Investors would be better off looking at Oriental Land Co. in Japan. (4661 Tokyo). One of the most successful theme parks in the world, Tokyo Disney Resort, is run by this company. Additionally, until 2076, it has the sole license to use Disney intellectual property in Japan. In order to take advantage of the experience economy, theme park and hotel sales recently reached all-time highs. In the upcoming years, it intends to add more rides and flexible tickets.

One of the biggest theme park operators in the United States, Six Flags Entertainment (NYSE: FUN), is having trouble growing again because of operational problems. Attendance fell by 13% after its merger with Cedar Fair, an effort to become more upscale, and an increase in ticket prices. Due to a mountain of debt resulting from the merger, Six Flags has turned to cost-cutting measures, further alienating its patrons. It serves as an example of what can go wrong in this market.

Additional avenues for leisure sector investment.

In addition, Banyan Tree (Singapore: B58), one of the top independent, multi-brand hospitality groups in the world focused on wellbeing and stewardship, might be worth a look.

With 100 upscale hotels, resorts, spas, galleries, golf courses, and homes in its portfolio, its revenue increased by more than 25% last year, while its core operating profit increased by 59%.

The casino and upscale resort industries are dominated by MGM Resorts International (NYSE: MGM), Las Vegas Sands (NYSE: LVS), Wynn Resorts (Nasdaq: WYNN), and Galaxy Entertainment (Hong Kong: 0027). As the "world's only global luxury integrated resort developer and operator," Wynn is the industry leader in the luxury sector.

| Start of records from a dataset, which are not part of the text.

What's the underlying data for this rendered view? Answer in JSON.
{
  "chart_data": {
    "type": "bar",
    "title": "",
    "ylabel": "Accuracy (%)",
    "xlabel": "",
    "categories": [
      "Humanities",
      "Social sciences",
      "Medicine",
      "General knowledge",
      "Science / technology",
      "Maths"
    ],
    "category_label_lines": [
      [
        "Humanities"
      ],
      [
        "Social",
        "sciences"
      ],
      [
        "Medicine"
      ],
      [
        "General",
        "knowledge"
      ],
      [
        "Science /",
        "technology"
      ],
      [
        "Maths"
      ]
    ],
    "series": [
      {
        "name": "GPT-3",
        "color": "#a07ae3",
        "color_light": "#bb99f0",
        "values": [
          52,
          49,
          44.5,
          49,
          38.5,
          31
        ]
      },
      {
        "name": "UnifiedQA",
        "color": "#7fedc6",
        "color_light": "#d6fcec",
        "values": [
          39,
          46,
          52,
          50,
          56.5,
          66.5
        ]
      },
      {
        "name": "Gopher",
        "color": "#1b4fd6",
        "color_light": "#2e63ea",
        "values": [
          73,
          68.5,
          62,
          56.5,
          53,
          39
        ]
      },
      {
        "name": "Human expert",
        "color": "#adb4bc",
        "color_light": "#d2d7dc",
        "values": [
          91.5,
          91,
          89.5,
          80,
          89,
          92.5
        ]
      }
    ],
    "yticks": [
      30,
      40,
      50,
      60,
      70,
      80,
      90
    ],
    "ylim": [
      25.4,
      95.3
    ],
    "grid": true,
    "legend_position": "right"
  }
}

Wynn's RevPAR in its primary Las Vegas market has increased by 118% since 2019 and is about two-thirds of the industry average. The fact that its offering is the priciest on the strip doesn't bother the management. Instead of offering discounts during weak market times, the company has stated that it will continue to maintain premium brand positioning and rates. Additionally, it has been able to bind consumers with the Wynn Rewards loyalty program, which deters consumers from switching brands. Customers who stay and spend are rewarded by the system, which promotes repeat business.

However, the group's largest market is no longer Las Vegas. The group's earnings before interest, taxes, depreciation, amortization, and restructuring have increased by about 15% since that crown was recently transferred to Macau, China (Ebitdar). Additionally, Wynn is building the first integrated resort in the UAE, Wynn Al Margan Island, which could add up to £460 million in the "high case" or £345 million in the "base case" scenario (compared to £1.1 billion for Macau). Wynn has retired 12% of its shares through share buybacks over the last three years, but it is still very cash-generating despite its current heavy capital project spending. Al Margan's completion is quickly approaching, which means that cash flow and returns could increase in the upcoming years.